Again, wait not for high waters. Use academic words in primary grade conversations and instructions. Prepare the soil, so to speak. If the children can understand the concept behind the word, they can understand the word. If they can understand make they can understand generate, produce, and create. By all means, speak UP.

Finally, April Fool's Day is just around the corner, but don't let anyone capitalize on your credulity. Don't credit everything you hear! See derivations constructed with the Latin root cred meaning 'to trust, to believe' (more derivations here, see all four pages). I promise, this is no fool's errand; the root cred is worth teaching because most of its derivations are, in fact, (you guessed it) academic words! In fact, Butler et al. (2004) determined that many of the academic words in fifth-grade content-domain texts are derivations, especially with respect to science.  
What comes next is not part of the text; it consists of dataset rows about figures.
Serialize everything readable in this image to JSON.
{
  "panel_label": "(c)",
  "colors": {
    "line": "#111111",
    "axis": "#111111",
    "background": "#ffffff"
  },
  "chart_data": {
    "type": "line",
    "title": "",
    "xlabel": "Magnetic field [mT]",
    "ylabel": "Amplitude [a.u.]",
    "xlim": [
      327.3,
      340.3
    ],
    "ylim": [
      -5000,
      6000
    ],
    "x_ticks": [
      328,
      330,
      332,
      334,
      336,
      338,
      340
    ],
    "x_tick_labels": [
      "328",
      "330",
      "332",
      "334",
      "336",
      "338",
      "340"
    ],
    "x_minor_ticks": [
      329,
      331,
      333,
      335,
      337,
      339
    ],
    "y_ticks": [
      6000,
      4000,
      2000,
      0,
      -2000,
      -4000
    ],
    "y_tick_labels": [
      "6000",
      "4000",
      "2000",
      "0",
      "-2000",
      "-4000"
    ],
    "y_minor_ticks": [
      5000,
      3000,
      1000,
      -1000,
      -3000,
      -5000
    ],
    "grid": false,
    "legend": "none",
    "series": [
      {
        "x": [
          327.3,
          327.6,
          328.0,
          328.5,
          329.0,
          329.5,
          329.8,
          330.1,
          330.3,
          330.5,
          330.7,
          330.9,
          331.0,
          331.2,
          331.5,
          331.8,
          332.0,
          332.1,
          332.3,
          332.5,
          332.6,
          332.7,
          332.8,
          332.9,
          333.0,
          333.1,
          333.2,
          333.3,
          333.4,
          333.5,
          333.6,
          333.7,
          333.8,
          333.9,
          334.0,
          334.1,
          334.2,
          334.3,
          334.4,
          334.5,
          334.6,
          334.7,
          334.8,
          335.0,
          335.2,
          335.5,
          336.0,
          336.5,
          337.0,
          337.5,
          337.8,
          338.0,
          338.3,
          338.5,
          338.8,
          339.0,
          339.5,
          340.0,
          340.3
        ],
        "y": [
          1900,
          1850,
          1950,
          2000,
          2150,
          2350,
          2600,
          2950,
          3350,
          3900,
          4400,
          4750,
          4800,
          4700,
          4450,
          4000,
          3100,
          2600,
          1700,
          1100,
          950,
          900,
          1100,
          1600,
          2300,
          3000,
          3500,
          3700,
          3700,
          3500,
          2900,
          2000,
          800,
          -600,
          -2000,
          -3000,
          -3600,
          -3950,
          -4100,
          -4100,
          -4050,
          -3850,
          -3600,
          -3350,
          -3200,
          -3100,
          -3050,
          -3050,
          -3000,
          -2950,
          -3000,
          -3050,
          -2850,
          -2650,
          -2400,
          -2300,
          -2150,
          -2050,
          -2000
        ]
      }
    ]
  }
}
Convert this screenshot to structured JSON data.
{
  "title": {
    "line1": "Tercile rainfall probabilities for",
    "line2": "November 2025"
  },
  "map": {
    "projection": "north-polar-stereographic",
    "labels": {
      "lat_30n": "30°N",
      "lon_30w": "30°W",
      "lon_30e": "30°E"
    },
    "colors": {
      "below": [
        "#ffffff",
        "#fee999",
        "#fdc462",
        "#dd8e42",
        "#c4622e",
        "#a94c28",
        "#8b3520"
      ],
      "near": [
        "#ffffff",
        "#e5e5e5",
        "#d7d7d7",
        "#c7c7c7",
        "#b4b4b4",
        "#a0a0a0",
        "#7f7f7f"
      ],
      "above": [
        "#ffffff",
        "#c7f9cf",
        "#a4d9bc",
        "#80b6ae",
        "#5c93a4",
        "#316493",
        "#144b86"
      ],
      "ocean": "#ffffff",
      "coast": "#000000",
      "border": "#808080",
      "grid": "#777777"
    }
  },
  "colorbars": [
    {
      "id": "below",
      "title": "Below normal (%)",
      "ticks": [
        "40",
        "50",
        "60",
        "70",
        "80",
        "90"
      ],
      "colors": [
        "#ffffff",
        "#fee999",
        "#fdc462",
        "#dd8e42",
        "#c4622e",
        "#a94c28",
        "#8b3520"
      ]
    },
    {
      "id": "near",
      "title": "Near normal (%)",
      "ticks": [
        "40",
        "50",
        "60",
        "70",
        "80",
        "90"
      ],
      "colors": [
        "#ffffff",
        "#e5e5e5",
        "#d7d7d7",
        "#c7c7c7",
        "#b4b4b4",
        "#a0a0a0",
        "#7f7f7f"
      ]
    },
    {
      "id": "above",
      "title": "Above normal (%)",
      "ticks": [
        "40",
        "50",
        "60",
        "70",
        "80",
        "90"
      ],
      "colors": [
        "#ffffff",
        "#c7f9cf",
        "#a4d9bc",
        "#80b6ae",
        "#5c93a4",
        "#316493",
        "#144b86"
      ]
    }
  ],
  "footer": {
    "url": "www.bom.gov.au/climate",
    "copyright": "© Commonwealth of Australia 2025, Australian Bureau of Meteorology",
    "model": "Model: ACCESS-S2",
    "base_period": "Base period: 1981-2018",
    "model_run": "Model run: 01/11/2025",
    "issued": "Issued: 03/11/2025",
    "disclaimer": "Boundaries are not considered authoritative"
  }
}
Click image 2x to enlarge.
PS. I have inserted page 59 from NTC's Dictionary of Latin and Greek Origins (1997, pp. 59-60).  NTC gives cred as the 'common root' of credere and spells it cred. At the bottom of the image I list additional sources naming cred as the root. Many sources, like NTC, include credo, creed, and credenza in the family of words denoting 'believe, trust.' However, perhaps the spelling should be crede (see comments).

References:
  • Butler, F. A., Bailey, A. L., Stevens, R., Huang, B., & Lord, C. (2004). Academic English in fifth-grade mathematics, science, and social studies textbooks. CSE report 642. Center for the Study of Evaluation (CSE)/National Center for Research on Evaluation, Standards, and Student Testing (CRESST). Retrieved 7-2-09 from www.csa.com.
  • Corson, D.J. (1984) The lexical bar: Lexical change from 12 to 15 years measured by social class, region and ethnicity. British Educational Research Journal 10(2), 115-133. 
  • RAND Reading Study Group. (2002). Reading for understanding: Towards an R & D program in reading comprehension. Santa Monica, CA: RAND.